There’s been a lot of talk about safety among the expat community in Mexico lately. It seems like the press and the US government are going out of their way to discourage people from vacationing in Mexico. Those of us who live here – who love it here, wonder why.

I’m not going to try to figure out what their agenda might be. Some people speculate that it has to do with keeping American vacation dollars at home to help the economy. Maybe it’s just more of the nanny style of government. I really don’t know. But I do know it is taking a toll on Mazatlan and other communities that rely on tourism for a fair bit of their economy. I’ll talk about that in a minute. For now, let’s go back to the topic of safety.

We all want to be safe. What is that, exactly, though? Does that mean that there is a zero percent chance of something unexpected happening? I doubt that anyone expects that! I mean the world is full of random events – you come around a corner a little too fast and a truck is stopped in your lane…you hit it…someone is hurt…and everyone involved feels shaken and unsafe. But that doesn’t mean you never drive again, does it? And random events don’t just happen in Mexico, you know!

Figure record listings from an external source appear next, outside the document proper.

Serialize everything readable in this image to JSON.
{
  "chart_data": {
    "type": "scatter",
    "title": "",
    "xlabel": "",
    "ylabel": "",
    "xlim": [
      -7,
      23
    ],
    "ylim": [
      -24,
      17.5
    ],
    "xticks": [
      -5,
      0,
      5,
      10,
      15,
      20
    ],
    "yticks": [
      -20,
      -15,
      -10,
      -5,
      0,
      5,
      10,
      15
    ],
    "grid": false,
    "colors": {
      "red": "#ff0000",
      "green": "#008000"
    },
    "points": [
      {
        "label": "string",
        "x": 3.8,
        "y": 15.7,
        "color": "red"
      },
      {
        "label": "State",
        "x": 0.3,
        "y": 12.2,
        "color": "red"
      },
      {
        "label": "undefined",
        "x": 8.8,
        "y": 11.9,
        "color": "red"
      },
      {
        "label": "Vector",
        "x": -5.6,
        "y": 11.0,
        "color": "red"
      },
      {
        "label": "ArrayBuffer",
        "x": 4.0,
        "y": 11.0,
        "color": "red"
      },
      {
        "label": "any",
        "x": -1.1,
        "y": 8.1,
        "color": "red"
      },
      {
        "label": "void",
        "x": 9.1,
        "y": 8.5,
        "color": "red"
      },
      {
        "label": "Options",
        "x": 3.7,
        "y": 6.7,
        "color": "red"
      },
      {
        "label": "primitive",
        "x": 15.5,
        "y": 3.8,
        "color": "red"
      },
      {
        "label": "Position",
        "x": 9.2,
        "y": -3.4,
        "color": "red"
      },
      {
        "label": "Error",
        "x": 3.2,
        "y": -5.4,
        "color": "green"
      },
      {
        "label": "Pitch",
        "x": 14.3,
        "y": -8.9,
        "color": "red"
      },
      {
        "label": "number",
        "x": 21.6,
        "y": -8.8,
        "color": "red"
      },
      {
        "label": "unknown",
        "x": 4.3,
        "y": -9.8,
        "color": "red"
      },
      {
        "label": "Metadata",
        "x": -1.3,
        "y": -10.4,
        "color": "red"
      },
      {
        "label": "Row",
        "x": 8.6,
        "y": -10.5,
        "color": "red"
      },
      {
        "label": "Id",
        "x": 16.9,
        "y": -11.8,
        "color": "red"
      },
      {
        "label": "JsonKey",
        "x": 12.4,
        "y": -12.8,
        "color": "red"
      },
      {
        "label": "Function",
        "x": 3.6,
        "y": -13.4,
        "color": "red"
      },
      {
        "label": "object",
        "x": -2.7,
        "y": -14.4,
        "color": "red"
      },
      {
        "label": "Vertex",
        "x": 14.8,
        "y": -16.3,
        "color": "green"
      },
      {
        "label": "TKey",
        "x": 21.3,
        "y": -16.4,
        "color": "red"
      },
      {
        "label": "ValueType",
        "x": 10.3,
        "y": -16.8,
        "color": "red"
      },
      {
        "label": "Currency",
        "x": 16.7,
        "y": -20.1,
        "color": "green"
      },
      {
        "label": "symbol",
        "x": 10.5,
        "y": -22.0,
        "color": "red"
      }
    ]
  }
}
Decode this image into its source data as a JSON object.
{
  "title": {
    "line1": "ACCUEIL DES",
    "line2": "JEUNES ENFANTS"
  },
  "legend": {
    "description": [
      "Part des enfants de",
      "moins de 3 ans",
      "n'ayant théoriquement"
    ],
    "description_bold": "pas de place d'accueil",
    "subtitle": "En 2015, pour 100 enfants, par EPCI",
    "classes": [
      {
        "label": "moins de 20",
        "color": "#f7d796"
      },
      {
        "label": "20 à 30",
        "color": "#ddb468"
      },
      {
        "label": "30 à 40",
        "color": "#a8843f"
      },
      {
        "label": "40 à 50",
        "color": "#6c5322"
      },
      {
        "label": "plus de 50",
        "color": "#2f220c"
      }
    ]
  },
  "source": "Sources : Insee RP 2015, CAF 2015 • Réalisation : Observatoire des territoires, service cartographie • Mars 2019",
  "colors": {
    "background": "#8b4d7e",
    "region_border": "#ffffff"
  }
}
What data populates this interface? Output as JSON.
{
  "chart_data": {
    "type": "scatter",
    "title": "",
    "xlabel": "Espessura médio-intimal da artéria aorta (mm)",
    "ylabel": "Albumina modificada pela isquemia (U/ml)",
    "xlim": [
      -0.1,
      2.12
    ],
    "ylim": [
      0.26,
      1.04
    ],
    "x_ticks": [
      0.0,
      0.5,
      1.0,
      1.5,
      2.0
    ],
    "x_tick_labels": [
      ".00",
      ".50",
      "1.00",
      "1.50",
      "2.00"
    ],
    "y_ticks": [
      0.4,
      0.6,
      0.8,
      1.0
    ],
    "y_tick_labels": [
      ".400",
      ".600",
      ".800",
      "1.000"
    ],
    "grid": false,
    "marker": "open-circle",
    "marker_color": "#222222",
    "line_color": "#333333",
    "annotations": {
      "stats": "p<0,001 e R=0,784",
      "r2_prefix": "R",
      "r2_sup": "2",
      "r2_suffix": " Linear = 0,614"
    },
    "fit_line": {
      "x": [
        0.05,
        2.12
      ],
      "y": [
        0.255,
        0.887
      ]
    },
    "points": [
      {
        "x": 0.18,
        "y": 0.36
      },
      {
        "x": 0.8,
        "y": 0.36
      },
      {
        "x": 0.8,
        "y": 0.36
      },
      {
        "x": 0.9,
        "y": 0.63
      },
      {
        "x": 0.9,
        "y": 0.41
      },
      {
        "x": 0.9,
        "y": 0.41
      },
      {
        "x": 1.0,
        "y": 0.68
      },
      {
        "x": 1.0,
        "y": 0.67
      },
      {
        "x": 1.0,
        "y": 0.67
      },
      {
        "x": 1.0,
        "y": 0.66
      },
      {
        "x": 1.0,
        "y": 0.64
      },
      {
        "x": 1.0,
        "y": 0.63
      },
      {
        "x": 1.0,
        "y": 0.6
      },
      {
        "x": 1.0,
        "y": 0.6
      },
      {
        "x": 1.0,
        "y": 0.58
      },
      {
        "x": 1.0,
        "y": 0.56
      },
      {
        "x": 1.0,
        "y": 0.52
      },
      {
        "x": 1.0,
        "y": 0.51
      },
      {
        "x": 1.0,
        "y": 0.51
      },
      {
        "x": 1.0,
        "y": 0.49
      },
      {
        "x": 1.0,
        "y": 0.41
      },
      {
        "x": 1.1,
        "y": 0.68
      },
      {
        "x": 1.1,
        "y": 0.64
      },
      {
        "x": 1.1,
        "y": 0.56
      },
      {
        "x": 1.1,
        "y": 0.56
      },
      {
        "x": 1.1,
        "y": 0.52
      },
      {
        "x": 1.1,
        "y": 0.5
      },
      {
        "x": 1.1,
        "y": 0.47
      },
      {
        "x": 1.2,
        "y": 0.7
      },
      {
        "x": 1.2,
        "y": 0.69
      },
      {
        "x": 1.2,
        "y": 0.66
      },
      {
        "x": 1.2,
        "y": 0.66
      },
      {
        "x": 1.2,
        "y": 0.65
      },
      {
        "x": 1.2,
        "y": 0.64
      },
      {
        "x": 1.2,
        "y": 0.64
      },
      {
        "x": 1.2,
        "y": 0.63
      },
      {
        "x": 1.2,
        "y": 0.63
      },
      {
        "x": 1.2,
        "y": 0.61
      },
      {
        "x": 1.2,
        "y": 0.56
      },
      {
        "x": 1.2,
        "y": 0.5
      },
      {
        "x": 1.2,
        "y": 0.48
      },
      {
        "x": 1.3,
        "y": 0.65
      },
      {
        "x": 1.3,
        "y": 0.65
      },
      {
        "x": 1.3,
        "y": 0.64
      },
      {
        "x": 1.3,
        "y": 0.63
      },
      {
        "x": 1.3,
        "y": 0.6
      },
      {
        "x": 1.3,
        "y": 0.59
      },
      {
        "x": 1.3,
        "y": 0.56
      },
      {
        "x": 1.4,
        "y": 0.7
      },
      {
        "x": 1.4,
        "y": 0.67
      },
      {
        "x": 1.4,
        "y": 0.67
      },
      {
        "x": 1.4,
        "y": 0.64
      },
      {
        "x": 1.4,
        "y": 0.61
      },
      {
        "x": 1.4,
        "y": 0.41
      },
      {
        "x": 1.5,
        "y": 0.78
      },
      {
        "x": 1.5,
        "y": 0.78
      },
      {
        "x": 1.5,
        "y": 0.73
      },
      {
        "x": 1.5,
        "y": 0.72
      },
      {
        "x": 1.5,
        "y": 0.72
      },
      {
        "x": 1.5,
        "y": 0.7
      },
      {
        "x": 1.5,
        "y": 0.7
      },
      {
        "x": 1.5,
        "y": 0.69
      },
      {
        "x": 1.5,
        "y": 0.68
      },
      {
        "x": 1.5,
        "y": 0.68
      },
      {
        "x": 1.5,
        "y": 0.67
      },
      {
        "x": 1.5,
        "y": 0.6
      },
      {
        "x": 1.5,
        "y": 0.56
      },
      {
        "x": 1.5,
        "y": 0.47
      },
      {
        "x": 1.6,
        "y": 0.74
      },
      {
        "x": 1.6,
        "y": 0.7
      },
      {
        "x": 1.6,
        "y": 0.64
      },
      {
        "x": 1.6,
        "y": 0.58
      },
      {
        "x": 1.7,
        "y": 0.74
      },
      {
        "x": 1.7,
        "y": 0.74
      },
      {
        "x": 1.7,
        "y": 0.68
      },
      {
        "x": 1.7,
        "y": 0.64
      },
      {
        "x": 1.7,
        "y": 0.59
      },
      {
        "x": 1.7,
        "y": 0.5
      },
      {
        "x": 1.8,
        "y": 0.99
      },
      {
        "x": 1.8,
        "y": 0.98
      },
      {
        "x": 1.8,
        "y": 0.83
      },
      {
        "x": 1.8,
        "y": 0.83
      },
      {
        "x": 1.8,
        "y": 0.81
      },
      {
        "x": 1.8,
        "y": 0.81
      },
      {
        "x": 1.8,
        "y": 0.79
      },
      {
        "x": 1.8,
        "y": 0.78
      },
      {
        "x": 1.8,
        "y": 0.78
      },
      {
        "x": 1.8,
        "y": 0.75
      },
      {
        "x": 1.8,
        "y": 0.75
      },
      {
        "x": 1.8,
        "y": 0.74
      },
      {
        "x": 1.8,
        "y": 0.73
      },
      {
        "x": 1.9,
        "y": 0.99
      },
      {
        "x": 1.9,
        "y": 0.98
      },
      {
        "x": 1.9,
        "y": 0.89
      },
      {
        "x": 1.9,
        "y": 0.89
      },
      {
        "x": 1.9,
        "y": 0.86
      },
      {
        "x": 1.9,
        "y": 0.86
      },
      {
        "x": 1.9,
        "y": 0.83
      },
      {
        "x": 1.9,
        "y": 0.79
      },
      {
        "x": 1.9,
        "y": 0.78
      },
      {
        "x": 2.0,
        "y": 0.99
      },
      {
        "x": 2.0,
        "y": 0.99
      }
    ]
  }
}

I have been getting numerous letters every week from people who aren’t sure if they should come on their long-planned vacations to Mazatlan. It’s good that they are looking for more information and need to decide for themselves whether they’ll feel safe or not. I tell people that write me that I feel safe, and that I love it here, and if they want a fuller explanation as to why they should read my blog.

We all know there is a war in Mexico between drug cartels and each other and drug cartels and the government. High ranking police officials have been killed. There have been graphic pictures in the media of bodies lined up where they were executed. This is horrifying, no doubt. But aside from the slim chance that someone would be in the wrong place at the wrong time, it feels far removed from everyday life.

But one thing that isn’t far removed is the effect that the loss of tourist dollars especially hurts the poor here in Mexico. Many people here are already living a very marginal existence, and losing a job or having hours reduced is an impossible situation. And here in Mazatlan we had already been feeling the effect of the financial crisis reducing the velocity of construction and hence construction related jobs.

I love it here. I love traveling all over Mexico. I take common sense precautions and keep my eyes open. But…you know, I do that where ever I am, and I imagine you do, too. Mexico is a delightful country filled with warm hearted, generous people who would like nothing better than to share with you the Mexico they know and love. I hope you choose to see for yourself.